SQLAlchemy - subquery in a WHERE clause

Solution 1:

This should work (different SQL, same result):

t = Session.query(
    Posts.user_id,
    func.max(Posts.post_time).label('max_post_time'),
).group_by(Posts.user_id).subquery('t')

query = Session.query(User, Posts).filter(and_(
    User.user_id == Posts.user_id,
    User.user_id == t.c.user_id,
    Posts.post_time == t.c.max_post_time,
))

for user, post in query:
    print user.user_id, post.post_id

Where c stands for 'columns'

Solution 2:

the previous answer works, but also the exact sql you asked for is written much as the actual statement:

print s.query(User, Posts).\
    outerjoin(Posts.user).\
    filter(Posts.post_time==\
        s.query(
            func.max(Posts.post_time)
        ).
        filter(Posts.user_id==User.user_id).
        correlate(User).
        as_scalar()
    )

I guess the "concept" that isn't necessarily apparent is that as_scalar() is currently needed to establish a subquery as a "scalar" (it should probably assume that from the context against ==).
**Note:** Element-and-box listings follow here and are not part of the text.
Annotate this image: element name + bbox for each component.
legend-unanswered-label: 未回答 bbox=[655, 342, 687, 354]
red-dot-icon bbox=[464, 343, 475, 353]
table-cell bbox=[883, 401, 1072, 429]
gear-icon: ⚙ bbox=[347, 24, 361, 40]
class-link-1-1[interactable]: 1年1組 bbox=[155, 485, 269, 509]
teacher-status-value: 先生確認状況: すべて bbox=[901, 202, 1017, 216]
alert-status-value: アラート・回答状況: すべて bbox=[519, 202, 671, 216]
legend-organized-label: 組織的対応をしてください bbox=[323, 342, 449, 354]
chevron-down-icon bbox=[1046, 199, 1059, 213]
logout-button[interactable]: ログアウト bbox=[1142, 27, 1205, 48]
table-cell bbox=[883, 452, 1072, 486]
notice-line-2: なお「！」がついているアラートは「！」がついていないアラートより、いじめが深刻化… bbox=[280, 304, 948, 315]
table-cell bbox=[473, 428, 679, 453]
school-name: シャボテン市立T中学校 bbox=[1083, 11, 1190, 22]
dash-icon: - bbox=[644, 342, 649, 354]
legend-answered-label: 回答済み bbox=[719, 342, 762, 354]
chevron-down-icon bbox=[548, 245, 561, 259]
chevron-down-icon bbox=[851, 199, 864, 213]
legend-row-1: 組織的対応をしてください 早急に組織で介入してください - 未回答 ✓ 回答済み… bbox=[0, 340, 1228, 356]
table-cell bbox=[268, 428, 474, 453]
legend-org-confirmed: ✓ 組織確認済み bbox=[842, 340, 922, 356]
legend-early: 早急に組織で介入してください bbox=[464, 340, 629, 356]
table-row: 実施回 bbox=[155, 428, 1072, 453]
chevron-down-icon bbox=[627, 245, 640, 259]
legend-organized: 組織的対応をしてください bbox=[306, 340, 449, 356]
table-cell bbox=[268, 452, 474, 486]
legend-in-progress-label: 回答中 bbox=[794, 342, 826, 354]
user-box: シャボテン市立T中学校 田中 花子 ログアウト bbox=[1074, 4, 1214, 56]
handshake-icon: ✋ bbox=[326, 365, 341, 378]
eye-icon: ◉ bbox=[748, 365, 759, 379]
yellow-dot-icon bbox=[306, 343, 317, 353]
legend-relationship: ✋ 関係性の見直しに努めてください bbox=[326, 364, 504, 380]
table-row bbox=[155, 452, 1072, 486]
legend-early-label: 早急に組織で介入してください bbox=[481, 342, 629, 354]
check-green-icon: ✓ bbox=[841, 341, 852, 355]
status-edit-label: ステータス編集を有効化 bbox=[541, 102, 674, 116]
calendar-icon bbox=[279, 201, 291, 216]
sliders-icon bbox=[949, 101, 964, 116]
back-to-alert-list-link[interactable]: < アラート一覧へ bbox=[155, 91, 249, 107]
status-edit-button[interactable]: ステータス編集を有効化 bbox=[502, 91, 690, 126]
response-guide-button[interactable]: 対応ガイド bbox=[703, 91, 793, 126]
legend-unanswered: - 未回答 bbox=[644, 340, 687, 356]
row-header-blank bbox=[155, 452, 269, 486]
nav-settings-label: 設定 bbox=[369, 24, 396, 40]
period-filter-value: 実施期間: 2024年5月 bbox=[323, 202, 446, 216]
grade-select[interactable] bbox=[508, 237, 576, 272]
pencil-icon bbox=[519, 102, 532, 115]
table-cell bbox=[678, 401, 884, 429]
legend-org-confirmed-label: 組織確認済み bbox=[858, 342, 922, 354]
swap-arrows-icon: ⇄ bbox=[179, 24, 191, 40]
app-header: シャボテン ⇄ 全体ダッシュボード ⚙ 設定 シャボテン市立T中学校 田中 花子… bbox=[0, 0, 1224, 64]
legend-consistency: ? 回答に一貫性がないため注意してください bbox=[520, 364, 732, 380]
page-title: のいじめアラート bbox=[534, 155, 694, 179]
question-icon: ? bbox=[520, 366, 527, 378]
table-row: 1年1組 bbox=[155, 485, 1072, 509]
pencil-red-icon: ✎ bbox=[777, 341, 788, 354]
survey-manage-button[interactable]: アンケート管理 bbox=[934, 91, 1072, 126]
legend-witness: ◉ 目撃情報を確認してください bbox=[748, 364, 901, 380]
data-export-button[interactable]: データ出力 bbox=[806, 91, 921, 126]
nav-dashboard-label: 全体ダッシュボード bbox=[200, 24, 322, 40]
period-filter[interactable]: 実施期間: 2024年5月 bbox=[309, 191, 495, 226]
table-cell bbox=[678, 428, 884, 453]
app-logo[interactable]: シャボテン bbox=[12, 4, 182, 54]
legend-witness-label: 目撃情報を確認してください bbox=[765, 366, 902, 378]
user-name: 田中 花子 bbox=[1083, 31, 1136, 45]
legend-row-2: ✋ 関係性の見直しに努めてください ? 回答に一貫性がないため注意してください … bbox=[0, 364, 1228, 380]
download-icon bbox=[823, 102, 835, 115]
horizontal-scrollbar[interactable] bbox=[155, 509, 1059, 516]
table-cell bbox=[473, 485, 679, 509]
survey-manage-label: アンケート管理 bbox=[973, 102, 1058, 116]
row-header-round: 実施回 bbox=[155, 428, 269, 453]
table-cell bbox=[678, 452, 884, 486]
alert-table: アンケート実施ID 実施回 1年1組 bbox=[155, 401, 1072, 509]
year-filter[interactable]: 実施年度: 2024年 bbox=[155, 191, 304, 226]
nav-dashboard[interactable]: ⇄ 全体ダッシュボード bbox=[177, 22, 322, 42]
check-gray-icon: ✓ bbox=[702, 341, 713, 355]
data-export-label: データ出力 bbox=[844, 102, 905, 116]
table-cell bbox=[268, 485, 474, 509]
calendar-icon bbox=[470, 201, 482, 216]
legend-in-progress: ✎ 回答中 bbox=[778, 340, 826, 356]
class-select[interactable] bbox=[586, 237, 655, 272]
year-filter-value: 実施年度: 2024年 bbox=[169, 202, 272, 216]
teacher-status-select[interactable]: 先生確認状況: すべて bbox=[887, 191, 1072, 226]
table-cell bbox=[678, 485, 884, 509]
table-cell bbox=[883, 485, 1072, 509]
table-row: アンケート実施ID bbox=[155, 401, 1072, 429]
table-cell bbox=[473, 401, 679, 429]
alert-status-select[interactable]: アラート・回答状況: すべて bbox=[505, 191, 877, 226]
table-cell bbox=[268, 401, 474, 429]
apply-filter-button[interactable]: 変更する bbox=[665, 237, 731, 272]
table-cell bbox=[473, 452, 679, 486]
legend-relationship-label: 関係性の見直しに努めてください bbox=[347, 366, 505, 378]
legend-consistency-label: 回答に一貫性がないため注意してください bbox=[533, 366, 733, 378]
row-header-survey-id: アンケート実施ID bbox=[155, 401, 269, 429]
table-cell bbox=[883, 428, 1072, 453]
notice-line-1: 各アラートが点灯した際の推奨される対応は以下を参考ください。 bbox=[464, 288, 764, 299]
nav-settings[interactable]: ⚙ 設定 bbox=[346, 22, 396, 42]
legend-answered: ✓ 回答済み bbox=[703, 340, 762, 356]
Edit: Confirmed, that's buggy behavior, completed ticket #2190. In the current tip or release 0.7.2, the as_scalar() is called automatically and the above query can be:

print s.query(User, Posts).\
    outerjoin(Posts.user).\
    filter(Posts.post_time==\
        s.query(
            func.max(Posts.post_time)
        ).
        filter(Posts.user_id==User.user_id).
        correlate(User)
    )

Solution 3:

It is usually expressed similarly to the actual SQL - you create a subquery that returns single result and compare against that - however what sometimes can be real pain is if you have to use a table in the subquery that you are already querying or joining on.

Solution is to create an aliased version of the model to reference in the subquery.

So let's say you are already operating in a connection where you have an existing Posts model and some basic query ready - now, you'd want to query for the list of latest (single) post from each user, you'd filter the query like:

from sqlalchemy.orm import aliased
posts2 = aliased(Posts) # create aliased version

query = query.filter(
    model.post_id
    ==
    Posts.query # create query directly from model, NOT from the aliased version!
        .with_entities(posts2.post_id) # only select column "post_id"
        .filter(
            posts2.user_id == model.user_id
        )
        .order_by(posts2.post_id.desc()) # assume higher id == newer post
        .limit(1) # we must limit to a single row so we only get 1 value
)

I've purposedly did not use the func.max because I consider that a simpler version and it's already in other answers, this example I think will be useful to people that generally find this question because they are looking for a solution how to subquery the same table.